Maachi, A. ; Donaire, L. ; Hernando, Y. ; Aranda, M.A. Journal of Virology, August 2021 | doi : 10.1128/jvi.00421-22 Weeds surrounding crops may act as alternative hosts, playing important epidemiological roles as virus reservoirs and impacting virus evolution. We used high-throughput sequencing to identify viruses in Spanish melon crops and plants belonging to three pluriannual weed species, Ecballium elaterium, Malva sylvestris, and Solanum nigrum, sampled at the edges of the crops.

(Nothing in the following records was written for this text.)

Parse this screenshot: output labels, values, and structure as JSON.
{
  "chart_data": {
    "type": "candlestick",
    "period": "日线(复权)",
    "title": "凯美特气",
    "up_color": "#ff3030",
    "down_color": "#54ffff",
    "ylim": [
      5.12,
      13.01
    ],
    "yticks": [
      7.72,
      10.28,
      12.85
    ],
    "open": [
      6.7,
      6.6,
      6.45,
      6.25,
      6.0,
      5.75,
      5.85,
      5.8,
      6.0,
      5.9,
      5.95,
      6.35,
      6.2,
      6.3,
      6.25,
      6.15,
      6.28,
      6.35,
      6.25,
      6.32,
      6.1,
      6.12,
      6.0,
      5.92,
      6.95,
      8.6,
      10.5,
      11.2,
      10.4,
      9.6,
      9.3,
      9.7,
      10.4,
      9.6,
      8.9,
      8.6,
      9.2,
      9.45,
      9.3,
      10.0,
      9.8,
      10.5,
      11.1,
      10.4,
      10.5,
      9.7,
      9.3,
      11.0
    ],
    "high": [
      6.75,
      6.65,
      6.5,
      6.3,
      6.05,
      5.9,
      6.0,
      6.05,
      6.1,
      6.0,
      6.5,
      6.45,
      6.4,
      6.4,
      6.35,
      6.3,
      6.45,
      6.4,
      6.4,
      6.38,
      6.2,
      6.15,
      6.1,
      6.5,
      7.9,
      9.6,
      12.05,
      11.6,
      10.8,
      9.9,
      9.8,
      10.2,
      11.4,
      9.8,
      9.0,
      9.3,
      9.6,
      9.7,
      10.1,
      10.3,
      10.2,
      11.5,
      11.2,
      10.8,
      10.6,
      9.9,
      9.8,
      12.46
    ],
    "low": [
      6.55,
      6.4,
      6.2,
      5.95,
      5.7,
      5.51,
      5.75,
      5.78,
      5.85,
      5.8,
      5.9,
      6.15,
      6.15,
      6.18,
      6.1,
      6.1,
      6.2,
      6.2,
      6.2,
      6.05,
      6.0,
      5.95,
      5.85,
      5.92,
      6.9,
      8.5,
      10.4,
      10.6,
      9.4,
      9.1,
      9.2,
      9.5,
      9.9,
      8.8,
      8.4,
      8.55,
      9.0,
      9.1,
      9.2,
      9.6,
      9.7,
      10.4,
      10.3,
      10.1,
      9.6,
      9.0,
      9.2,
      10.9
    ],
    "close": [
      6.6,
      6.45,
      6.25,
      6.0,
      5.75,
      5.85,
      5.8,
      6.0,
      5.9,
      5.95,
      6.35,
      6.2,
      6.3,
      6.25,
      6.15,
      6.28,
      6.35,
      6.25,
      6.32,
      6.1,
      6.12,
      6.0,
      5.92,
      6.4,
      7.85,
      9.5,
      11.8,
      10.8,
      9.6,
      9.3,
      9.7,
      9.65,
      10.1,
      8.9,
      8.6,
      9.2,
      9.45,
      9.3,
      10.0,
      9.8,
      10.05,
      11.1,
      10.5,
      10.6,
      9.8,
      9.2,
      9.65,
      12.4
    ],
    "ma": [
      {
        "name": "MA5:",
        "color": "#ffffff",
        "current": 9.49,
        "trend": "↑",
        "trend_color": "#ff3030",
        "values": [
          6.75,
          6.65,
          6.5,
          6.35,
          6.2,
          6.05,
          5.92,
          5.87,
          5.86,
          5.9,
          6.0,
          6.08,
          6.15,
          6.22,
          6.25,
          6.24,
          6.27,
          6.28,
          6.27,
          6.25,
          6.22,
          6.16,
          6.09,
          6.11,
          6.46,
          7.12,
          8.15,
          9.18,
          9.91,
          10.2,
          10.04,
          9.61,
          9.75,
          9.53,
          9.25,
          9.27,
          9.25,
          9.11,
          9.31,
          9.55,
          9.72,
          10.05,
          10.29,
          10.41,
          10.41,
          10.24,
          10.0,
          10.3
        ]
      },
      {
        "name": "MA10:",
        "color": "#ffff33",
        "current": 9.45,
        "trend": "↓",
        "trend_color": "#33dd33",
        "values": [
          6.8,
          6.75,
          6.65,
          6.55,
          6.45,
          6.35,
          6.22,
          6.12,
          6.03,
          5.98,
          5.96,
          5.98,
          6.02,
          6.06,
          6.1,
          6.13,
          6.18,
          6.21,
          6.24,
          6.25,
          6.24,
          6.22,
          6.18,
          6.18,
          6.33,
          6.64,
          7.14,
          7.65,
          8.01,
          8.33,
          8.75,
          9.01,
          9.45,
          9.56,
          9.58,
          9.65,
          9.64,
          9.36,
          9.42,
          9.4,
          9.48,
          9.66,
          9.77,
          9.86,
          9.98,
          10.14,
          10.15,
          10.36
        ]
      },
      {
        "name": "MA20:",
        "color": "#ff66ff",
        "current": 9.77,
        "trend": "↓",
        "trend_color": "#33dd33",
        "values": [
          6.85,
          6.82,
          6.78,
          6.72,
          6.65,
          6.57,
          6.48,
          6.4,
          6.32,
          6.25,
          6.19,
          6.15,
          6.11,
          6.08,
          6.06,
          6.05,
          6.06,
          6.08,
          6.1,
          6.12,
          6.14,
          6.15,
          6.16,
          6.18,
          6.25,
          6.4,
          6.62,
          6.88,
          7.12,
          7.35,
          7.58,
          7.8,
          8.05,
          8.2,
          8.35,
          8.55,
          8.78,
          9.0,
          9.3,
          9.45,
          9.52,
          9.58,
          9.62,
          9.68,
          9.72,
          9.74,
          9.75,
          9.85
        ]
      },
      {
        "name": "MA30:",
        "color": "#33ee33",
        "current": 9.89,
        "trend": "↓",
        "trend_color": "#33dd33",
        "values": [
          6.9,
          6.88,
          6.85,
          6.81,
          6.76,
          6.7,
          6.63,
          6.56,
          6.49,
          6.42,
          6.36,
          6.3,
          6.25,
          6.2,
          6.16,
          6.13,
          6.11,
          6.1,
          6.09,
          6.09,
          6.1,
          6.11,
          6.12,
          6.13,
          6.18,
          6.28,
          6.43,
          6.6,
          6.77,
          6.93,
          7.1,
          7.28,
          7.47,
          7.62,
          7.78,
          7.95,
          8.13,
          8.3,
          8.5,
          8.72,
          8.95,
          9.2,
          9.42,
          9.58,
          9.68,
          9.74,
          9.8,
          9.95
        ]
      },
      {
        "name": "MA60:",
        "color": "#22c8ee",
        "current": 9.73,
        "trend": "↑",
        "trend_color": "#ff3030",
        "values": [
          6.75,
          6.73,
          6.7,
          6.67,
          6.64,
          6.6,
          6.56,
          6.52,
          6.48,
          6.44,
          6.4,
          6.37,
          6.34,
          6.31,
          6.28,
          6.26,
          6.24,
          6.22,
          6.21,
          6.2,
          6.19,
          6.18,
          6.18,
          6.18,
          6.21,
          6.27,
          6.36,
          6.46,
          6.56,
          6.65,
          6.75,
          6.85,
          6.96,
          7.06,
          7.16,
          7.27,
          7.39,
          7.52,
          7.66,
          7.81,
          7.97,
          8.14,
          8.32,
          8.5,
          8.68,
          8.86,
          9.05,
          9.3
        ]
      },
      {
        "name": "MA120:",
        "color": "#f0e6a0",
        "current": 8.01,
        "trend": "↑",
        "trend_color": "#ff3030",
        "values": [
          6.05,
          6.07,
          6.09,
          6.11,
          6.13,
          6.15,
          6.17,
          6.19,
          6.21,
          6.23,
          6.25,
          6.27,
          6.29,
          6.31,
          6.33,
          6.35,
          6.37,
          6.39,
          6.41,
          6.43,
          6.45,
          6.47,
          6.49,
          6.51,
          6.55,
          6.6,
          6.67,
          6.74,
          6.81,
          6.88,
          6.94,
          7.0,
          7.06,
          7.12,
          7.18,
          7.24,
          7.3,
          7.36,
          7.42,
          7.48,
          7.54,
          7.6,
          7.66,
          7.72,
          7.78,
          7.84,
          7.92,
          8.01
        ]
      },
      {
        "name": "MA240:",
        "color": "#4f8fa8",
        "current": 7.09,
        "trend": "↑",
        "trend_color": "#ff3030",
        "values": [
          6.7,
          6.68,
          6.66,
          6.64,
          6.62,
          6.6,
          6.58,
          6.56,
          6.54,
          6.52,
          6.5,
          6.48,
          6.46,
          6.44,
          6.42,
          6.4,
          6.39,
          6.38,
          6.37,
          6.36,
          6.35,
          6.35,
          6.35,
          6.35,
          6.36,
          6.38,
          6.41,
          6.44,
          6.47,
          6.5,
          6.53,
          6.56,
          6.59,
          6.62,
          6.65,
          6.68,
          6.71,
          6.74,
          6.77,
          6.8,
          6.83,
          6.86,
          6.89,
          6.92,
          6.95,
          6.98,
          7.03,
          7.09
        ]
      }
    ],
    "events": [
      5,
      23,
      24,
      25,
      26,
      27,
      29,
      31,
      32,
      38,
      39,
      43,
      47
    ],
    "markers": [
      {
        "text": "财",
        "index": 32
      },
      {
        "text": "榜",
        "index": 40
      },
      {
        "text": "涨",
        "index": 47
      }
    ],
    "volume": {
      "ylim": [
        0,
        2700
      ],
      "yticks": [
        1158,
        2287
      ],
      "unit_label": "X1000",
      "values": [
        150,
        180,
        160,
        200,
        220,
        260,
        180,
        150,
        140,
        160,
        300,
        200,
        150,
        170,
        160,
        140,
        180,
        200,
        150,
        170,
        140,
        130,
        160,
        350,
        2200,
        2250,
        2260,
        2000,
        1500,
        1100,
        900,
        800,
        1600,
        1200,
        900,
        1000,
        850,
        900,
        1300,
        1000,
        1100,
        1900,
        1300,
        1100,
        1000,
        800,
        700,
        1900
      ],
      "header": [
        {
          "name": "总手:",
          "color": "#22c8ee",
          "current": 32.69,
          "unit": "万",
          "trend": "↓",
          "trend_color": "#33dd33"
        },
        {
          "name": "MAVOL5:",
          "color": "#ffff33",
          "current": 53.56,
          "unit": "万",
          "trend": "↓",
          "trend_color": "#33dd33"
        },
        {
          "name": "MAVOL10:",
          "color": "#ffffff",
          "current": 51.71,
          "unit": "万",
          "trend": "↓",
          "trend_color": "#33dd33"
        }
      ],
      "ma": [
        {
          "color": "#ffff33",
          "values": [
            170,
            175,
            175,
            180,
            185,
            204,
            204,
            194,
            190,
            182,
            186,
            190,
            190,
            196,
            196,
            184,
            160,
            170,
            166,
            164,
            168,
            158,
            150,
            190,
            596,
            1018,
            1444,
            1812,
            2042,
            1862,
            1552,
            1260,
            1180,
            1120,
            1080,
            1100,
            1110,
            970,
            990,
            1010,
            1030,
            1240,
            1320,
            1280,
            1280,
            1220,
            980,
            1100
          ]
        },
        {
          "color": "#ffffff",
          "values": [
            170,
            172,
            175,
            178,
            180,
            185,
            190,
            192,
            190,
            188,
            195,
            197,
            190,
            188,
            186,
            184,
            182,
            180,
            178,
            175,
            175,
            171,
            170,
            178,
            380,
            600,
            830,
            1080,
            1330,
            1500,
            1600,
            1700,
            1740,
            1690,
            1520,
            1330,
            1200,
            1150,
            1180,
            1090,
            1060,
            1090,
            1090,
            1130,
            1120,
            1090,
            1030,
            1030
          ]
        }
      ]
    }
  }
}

Melon and E. elaterium, both belonging to the family Cucurbitaceae, shared three virus species, whereas there was no virus species overlap between melon and the other two weeds. The diversity of cucurbit aphid-borne yellows virus (CABYV) and tomato leaf curl New Delhi virus (ToLCNDV), both in melon and E. elaterium, was further studied by amplicon sequencing. Phylogenetic and population genetics analyses showed that the CABYV population was structured by the host, identifying three sites in the CABYV RNA-dependent RNA polymerase under positive selection, perhaps reflecting host adaptation. The ToLCNDV population was much less diverse than the CABYV one, likely as a consequence of the relatively recent introduction of ToLCNDV in Spain. In spite of its low diversity, we identified geographical but no host differentiation for ToLCNDV. Potential virus migration fluxes between E. elaterium and melon plants were also analyzed. For CABYV, no evidence of migration between the populations of the two hosts was found, whereas important fluxes were identified between geographically distant subpopulations for each host. For ToLCNDV, in contrast, evidence of migration from melon to E. elaterium was found, but not the other way around.